Enclosure, Ballymacthomas, Co. Kerry
Co. Kerry |
Enclosures
In a reclaimed pasture field in Ballymacthomas, County Kerry, a low oval bank of limestone rubble sits on a table-like rise of rock, commanding views in every direction.
It looks, from a distance, like a slight thickening of the ground, grass-covered and easy to dismiss as a natural feature. But the geometry tells a different story: an enclosure roughly 50 metres north to south and 42 metres east to west, with a bank up to seven and a half metres wide, enclosing a deliberately dished interior. A modern field fence cuts across its eastern edge, and the eastern portion of the structure has largely disappeared into the neighbouring field, leaving the western half as the clearest evidence of what once stood here.
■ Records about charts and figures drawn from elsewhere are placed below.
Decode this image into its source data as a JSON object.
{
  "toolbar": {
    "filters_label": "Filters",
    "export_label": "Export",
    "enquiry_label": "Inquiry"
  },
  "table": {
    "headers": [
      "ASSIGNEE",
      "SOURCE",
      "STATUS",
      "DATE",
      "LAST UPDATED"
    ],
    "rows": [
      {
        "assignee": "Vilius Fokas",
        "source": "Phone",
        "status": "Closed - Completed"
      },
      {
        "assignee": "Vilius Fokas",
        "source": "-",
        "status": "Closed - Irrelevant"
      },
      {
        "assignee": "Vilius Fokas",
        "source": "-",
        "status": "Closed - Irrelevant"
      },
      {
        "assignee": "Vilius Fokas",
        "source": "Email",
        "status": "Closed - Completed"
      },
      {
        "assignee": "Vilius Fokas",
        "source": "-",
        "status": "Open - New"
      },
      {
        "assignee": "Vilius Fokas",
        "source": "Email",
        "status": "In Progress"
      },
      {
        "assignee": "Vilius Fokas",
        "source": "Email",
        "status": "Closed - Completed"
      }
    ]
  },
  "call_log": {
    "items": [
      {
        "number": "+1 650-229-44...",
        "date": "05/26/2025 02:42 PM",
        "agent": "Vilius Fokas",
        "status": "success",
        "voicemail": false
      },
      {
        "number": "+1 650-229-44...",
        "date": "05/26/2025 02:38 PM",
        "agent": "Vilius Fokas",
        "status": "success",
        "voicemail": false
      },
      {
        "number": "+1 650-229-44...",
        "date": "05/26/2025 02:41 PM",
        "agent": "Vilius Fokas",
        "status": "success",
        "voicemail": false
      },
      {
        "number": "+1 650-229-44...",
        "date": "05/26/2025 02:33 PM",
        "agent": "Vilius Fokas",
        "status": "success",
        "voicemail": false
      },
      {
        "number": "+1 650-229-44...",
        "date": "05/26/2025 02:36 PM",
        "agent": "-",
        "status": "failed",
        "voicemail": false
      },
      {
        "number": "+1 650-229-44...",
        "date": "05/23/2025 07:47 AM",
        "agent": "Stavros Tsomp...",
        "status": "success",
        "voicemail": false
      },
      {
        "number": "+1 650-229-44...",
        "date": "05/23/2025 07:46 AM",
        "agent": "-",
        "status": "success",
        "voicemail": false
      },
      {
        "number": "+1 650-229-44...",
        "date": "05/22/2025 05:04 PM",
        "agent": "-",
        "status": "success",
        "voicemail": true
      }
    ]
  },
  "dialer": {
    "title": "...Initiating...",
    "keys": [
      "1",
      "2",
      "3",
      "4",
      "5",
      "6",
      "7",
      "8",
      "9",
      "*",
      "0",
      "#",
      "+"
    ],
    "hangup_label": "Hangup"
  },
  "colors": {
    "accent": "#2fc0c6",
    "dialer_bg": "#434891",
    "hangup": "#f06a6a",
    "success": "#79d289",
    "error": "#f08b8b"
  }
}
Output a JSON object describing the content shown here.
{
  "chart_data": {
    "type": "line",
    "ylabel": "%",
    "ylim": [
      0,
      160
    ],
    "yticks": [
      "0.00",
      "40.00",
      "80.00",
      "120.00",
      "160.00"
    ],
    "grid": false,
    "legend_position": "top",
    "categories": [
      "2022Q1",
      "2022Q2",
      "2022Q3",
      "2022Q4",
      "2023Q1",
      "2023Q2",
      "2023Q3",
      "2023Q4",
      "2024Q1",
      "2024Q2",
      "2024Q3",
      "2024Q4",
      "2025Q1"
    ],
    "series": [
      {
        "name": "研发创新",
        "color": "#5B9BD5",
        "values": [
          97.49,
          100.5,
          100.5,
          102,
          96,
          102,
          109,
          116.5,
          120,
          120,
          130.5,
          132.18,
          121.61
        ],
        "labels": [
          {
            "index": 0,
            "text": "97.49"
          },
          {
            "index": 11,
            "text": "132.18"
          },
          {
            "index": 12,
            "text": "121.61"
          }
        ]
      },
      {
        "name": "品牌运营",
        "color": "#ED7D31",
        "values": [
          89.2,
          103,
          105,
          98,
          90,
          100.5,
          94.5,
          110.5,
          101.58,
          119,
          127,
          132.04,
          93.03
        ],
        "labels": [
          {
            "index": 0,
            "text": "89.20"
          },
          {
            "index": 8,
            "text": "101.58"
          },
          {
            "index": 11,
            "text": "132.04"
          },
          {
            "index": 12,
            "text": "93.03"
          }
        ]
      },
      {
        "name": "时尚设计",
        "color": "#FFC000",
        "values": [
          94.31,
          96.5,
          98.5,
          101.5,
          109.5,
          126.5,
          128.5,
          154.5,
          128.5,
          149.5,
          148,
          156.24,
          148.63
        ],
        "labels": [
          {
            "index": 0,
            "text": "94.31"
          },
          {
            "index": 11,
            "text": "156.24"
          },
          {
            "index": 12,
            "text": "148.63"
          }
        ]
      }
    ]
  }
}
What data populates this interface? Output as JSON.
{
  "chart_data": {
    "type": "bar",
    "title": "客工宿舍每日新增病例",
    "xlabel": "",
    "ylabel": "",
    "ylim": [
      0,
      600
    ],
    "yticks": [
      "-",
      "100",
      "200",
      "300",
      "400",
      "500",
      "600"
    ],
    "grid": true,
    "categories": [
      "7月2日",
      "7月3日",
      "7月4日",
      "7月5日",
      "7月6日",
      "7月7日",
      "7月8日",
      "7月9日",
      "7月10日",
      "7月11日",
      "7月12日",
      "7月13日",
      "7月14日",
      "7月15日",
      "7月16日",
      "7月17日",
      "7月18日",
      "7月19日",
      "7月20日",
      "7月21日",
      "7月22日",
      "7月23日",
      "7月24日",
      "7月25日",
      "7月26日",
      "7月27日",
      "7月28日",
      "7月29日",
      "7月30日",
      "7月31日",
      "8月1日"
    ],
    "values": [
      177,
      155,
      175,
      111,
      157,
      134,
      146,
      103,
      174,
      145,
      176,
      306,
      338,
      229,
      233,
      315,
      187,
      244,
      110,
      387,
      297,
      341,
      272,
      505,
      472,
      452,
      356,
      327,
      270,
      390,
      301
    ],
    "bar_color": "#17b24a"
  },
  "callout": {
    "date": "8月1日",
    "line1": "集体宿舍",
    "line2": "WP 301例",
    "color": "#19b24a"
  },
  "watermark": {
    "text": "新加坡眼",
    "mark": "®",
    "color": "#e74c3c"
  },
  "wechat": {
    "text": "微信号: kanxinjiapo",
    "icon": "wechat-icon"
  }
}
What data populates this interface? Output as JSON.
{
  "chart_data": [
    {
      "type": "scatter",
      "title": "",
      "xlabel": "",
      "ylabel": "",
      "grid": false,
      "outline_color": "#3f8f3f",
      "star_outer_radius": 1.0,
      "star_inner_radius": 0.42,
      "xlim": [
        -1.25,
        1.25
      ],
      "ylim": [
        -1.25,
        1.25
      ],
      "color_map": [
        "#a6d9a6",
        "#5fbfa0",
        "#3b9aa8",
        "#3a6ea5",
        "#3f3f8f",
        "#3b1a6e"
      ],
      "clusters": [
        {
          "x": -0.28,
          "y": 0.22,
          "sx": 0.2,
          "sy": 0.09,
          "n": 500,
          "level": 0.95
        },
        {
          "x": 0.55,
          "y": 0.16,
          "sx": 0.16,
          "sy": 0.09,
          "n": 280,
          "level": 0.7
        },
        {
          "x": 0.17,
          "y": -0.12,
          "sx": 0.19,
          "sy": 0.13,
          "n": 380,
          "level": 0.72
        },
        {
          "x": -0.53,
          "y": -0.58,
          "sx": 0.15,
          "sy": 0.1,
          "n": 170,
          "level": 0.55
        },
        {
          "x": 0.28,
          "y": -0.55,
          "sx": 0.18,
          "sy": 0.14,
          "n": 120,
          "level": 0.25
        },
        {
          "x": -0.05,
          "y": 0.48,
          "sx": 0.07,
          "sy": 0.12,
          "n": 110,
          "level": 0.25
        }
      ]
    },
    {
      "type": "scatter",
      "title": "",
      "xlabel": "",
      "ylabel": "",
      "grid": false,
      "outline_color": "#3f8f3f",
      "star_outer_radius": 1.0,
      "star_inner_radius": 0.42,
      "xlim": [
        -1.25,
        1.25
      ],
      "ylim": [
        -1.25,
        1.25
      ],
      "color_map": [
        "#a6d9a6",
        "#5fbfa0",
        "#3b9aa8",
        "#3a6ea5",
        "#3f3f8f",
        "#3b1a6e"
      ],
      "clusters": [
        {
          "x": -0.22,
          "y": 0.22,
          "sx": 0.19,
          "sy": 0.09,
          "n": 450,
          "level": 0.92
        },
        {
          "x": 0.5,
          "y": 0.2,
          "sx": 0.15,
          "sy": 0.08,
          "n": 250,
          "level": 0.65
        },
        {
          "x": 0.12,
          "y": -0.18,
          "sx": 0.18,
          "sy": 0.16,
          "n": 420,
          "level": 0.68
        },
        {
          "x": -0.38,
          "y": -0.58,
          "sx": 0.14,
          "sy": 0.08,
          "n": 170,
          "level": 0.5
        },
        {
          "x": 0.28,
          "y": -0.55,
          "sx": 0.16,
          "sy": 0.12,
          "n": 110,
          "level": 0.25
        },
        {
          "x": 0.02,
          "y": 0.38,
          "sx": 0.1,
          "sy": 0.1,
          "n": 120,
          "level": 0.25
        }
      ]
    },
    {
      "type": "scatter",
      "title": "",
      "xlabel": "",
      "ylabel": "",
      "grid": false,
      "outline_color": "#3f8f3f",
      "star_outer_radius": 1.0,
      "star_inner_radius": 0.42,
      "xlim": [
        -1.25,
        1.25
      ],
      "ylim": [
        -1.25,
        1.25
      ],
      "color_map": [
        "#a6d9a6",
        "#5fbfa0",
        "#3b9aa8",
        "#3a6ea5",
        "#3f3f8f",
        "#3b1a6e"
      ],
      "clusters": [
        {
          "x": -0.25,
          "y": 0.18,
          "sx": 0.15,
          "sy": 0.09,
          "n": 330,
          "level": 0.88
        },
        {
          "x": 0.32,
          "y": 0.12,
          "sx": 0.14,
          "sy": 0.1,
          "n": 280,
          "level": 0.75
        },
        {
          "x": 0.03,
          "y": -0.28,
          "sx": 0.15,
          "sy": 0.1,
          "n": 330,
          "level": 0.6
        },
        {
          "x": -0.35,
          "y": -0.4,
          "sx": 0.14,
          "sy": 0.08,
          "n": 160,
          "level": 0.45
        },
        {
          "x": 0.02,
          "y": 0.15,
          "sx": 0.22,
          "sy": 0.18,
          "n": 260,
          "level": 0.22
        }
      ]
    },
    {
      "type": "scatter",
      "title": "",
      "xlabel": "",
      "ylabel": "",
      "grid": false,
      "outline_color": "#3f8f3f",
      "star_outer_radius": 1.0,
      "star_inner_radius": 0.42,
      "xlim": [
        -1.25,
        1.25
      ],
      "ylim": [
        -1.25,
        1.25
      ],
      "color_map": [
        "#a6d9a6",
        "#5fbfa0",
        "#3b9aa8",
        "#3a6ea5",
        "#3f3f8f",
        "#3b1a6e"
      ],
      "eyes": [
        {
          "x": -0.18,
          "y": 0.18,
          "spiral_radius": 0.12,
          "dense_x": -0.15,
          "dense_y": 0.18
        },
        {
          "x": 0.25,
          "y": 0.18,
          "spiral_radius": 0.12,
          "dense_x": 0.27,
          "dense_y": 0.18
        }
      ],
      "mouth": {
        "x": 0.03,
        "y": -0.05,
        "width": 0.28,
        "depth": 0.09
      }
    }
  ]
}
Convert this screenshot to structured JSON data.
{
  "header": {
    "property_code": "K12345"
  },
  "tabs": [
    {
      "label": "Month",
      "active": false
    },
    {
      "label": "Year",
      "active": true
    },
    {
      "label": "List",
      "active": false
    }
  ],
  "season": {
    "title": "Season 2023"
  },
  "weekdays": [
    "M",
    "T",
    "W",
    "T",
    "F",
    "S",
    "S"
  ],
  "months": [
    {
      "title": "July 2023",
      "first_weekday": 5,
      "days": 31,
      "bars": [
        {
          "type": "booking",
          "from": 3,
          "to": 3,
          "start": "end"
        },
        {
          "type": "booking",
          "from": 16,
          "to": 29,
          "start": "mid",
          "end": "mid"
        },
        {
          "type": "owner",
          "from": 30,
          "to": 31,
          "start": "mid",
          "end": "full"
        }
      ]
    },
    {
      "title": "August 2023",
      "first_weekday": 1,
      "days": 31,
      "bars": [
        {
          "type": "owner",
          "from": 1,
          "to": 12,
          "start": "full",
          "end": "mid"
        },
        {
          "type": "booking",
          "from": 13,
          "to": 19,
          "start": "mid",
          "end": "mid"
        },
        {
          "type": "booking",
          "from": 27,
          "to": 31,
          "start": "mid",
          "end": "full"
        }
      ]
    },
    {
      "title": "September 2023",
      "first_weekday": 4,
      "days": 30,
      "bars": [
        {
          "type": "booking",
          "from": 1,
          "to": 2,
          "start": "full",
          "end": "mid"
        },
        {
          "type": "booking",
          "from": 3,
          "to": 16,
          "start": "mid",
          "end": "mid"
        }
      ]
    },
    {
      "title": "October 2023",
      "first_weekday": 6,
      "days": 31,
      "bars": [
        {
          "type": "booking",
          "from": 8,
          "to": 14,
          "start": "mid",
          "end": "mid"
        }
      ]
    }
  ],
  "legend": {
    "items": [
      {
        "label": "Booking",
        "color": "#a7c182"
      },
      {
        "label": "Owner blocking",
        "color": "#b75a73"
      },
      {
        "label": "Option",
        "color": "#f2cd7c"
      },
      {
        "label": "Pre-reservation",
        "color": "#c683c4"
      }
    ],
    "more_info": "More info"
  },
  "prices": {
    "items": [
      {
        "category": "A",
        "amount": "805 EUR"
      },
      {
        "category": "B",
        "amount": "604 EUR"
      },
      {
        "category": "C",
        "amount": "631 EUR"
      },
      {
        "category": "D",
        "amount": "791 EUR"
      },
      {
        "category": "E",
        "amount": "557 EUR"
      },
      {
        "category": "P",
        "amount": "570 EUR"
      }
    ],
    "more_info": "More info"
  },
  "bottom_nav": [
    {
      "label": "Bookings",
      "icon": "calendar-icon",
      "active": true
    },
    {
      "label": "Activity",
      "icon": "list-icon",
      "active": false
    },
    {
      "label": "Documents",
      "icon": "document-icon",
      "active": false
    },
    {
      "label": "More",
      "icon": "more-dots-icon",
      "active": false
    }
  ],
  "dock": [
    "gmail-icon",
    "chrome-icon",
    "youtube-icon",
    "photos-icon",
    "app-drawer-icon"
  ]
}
At the centre of the enclosure sits something stranger still: a stone and earth mound, sometimes called a cairn, measuring roughly 14 metres across and nearly half a metre high, with a circular depression five metres in diameter cut into its top. The bottom of that hollow sits about 39 centimetres below the crest of the mound, giving it the quality of a shallow bowl set within a low platform. A second, less well-preserved mound abuts the first on its northern side. No external ditch was identified during survey, and no obvious entrance has survived. Enclosures of this kind in Ireland are often associated with early medieval settlement, ritual activity, or burial, though without excavation it is rarely possible to say which function, or combination of functions, a particular site once served. The central mound with its depression is the detail that most resists easy explanation; it is not typical of a simple ringfort, the most common type of enclosed settlement from the early medieval period, and may point to something older or more ceremonially significant. The survey of this area was carried out in 1996 and 1997.